Y digo esto no porque desprecie a los modernos, sino porque prefiero lo más provechoso y lo que más conviene a tu propósito. El espíritu de Dios tiene su propio lenguaje y sus símbolos, que has de procurar estudiar con todo cuidado. La Sabiduría divina nos balbucea y, como madre solícita, acomoda sus palabras a nuestra infancia. Ofrece leche a los que son niños en Cristo y hierbas y legumbres a los enfermos. Te has de dar prisa a crecer y aspirar a un alimento sólido. Si ella se abaja a su pequeñez, tú, a tu vez, deberías levantarte hacia su grandeza. Es contra naturaleza permanecer siempre niño, y demasiada pereza querer estar siempre enfermo. Mejor te sabrá y te aprovechará más entender un versículo -si rompes la cáscara y llegas al meollo- que si cantas todo el salterio al pie de la letra. Cosa que te advierto con insistencia, porque sé bien por experiencia que este error no sólo se ha apoderado de gente vulgar, sino de personas que por hábito y nombre profesan la religión completa.

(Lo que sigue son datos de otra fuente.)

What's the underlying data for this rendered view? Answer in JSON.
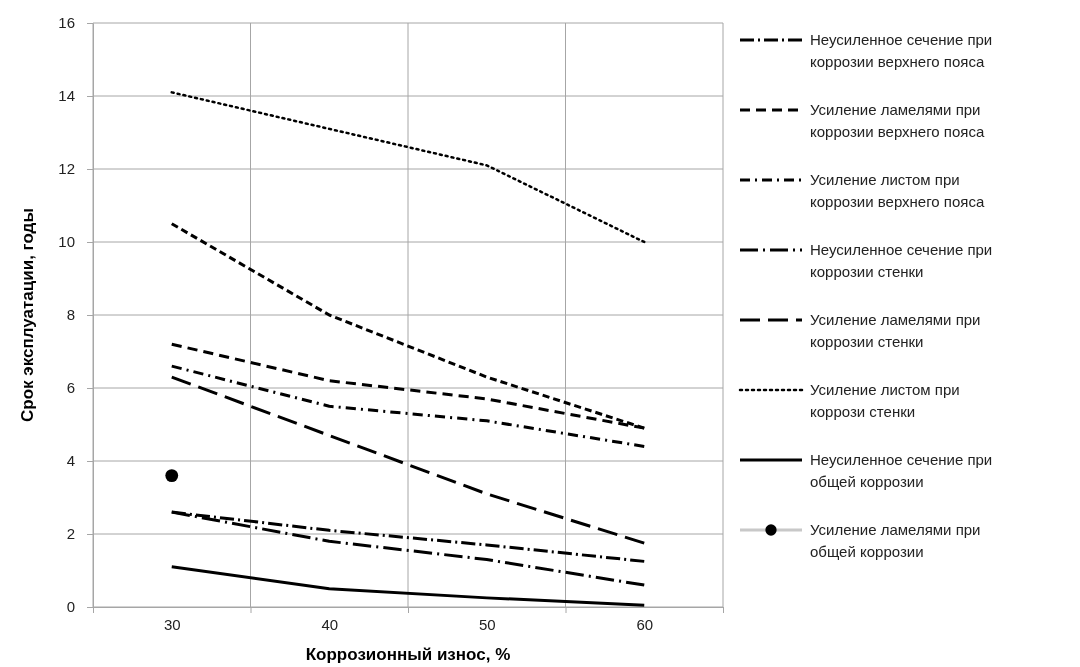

Piensan éstos que la suma piedad consiste en recitar cada día de forma literal y casi sin entenderlos el mayor número posible de salomos. Y, según creo, la causa de esto no es otra que el enfriamiento, la languidez y desvanecimiento de la piedad monástica en la que envejecen los monjes sin buscar el conocimiento espiritual de las Escrituras. No oyen la voz de Cristo que clama en el Evangelio: “La carne no aprovecha nada, el espíritu es el que da vida”. Tampoco escuchan a Pablo que corrobora a su Maestro: “La letra mata, el espíritu vivifica”. “Y sabemos que la ley es espiritual, no carnal”. “Expresando realidades espirituales en términos espirituales”. En otro tiempo, el Padre de las cosas espirituales quería ser adorado en lo alto de un monte, pero ahora quiere “ser adorado en espíritu”.

(…)

Erasmo de Rotterdam. Enquiridion o manual del caballero cristiano.